Giskard's automated vulnerability scan tests APAC LLM applications across seven risk categories: hallucinations (false information generation), prompt injection (system prompt override), harmful content (toxicity, violence, illegal advice), robustness (consistency under paraphrasing), stereotype bias (demographic biases in outputs), information disclosure (leaking training data or context), and off-topic content (refusing scope boundaries). APAC teams receive a vulnerability report with severity scores for each category and generated examples of where the LLM failed.

Giskard's test generation uses LLMs to create contextually relevant adversarial probes — rather than generic injection strings, Giskard generates APAC domain-specific attack prompts tailored to the APAC application's business context (e.g., generating financial advice probes for an APAC banking chatbot, or regulatory compliance probes for an APAC healthcare assistant). This context-aware probe generation surfaces APAC-specific vulnerabilities that generic test suites miss.

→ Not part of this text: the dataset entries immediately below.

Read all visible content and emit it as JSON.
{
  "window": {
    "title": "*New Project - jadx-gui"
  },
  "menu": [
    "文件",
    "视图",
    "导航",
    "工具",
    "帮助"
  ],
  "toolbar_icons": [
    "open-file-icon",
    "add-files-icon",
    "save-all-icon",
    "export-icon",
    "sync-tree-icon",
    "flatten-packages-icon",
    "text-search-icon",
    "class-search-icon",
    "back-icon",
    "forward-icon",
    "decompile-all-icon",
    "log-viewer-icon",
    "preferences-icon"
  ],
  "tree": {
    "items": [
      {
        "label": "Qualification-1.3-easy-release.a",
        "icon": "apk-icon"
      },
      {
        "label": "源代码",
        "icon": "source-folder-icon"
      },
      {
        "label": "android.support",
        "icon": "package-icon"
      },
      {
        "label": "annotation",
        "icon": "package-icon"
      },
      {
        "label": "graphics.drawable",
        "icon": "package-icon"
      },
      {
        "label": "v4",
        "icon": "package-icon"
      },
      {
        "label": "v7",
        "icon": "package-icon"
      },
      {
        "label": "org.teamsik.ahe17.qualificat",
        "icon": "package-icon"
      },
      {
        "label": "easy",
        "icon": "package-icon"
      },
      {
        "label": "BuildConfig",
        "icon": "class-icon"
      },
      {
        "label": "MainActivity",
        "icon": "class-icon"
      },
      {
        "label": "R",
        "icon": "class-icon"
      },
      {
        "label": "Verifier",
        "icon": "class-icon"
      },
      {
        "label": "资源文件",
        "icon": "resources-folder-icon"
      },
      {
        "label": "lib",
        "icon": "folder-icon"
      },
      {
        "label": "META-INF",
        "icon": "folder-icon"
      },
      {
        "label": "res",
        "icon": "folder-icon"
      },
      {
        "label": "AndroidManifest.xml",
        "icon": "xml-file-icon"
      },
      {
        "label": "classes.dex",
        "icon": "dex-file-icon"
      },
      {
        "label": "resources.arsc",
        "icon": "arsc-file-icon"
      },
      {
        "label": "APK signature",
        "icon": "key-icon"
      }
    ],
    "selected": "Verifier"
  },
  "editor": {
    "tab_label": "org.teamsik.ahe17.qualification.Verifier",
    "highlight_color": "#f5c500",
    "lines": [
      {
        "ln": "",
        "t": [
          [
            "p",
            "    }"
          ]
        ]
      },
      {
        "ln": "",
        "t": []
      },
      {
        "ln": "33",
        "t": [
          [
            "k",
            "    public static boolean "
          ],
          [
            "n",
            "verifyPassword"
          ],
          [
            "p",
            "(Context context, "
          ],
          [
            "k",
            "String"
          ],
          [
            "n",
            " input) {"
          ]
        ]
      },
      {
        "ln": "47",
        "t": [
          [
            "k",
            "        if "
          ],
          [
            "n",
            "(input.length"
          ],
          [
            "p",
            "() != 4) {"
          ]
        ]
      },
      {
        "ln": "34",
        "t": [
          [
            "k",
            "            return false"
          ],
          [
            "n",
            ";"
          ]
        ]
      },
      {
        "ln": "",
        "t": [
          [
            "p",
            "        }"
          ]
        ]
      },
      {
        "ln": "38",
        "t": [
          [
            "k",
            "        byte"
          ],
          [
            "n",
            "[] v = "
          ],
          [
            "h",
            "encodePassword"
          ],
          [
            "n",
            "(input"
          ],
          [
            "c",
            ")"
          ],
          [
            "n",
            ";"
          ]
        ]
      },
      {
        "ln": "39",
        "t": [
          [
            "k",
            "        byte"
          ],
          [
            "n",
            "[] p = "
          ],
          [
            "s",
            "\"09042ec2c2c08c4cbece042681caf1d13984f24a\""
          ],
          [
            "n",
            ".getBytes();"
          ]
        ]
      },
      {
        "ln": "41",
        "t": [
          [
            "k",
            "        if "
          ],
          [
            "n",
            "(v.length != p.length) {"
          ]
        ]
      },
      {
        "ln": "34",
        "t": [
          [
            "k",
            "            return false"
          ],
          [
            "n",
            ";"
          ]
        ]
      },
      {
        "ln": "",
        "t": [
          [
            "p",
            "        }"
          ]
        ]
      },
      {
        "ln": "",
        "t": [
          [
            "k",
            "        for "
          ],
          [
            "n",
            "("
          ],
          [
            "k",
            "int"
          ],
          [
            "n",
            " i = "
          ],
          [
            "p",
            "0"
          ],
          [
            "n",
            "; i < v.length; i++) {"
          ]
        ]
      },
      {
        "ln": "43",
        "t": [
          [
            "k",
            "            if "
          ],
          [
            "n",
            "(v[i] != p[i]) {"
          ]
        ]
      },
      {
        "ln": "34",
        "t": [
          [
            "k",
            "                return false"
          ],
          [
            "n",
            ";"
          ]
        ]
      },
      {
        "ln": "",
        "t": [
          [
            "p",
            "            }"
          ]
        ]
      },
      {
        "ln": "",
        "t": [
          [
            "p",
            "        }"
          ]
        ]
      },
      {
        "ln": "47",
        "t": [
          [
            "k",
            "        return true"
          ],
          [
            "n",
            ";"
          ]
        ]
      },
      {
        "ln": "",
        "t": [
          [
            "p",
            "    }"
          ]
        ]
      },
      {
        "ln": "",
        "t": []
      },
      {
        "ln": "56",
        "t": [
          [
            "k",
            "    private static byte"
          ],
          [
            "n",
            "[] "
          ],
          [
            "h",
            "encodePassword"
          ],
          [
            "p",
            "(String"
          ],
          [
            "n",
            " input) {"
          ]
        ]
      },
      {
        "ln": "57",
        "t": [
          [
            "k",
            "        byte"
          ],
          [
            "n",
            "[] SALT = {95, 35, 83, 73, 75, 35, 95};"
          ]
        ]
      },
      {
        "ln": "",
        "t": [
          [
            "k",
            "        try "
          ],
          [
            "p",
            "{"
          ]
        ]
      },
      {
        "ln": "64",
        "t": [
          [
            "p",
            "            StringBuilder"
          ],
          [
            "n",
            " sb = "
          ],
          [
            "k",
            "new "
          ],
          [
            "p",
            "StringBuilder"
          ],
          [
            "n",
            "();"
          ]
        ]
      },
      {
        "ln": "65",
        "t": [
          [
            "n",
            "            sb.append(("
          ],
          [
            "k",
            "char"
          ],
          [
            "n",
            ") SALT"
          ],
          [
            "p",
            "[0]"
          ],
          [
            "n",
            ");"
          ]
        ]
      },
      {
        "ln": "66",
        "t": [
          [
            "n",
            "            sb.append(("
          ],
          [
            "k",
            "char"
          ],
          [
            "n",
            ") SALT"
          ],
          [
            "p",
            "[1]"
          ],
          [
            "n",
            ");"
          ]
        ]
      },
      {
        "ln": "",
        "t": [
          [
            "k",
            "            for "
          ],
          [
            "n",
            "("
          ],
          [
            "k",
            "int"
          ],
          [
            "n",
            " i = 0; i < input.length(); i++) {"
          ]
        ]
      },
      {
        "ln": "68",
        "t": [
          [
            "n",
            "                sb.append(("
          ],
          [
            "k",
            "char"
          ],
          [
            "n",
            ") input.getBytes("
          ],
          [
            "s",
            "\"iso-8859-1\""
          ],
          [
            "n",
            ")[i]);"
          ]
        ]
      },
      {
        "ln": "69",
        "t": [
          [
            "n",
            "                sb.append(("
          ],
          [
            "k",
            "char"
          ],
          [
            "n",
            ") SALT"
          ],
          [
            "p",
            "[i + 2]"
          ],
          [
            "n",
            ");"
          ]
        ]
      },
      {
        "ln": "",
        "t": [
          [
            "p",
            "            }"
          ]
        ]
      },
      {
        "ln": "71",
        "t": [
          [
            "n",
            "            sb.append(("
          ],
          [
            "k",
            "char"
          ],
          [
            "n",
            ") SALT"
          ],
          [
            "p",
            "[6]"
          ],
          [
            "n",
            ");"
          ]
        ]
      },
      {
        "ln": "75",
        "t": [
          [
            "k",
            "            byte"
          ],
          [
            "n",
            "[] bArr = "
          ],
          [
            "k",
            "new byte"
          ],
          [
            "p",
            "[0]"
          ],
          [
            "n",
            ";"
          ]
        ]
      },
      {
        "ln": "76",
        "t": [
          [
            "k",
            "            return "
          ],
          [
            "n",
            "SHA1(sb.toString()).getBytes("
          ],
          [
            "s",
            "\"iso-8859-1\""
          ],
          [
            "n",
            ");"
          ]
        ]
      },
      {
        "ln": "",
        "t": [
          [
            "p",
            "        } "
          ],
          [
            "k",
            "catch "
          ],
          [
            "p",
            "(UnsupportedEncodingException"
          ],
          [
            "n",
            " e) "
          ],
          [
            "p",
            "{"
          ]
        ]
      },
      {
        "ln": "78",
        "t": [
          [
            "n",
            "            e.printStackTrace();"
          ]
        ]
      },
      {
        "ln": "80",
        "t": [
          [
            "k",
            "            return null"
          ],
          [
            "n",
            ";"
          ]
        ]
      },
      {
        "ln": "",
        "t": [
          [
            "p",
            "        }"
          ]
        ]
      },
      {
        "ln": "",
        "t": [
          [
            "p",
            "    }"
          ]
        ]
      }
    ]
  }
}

Giskard integrates with LangChain, LlamaIndex, Hugging Face, and raw Python model wrappers — APAC teams wrap any LLM component in a `giskard.Model` wrapper and run scans without restructuring APAC application code. Giskard's CI/CD integration enables APAC teams to gate deployments on vulnerability score thresholds, blocking promotion of APAC LLM versions that regress on safety benchmarks.

Beyond this tool

Where this category meets practice depth.

A tool only matters in context. Browse the service pillars that operationalise it, the industries where it ships, and the Asian markets where AIMenta runs adoption programs.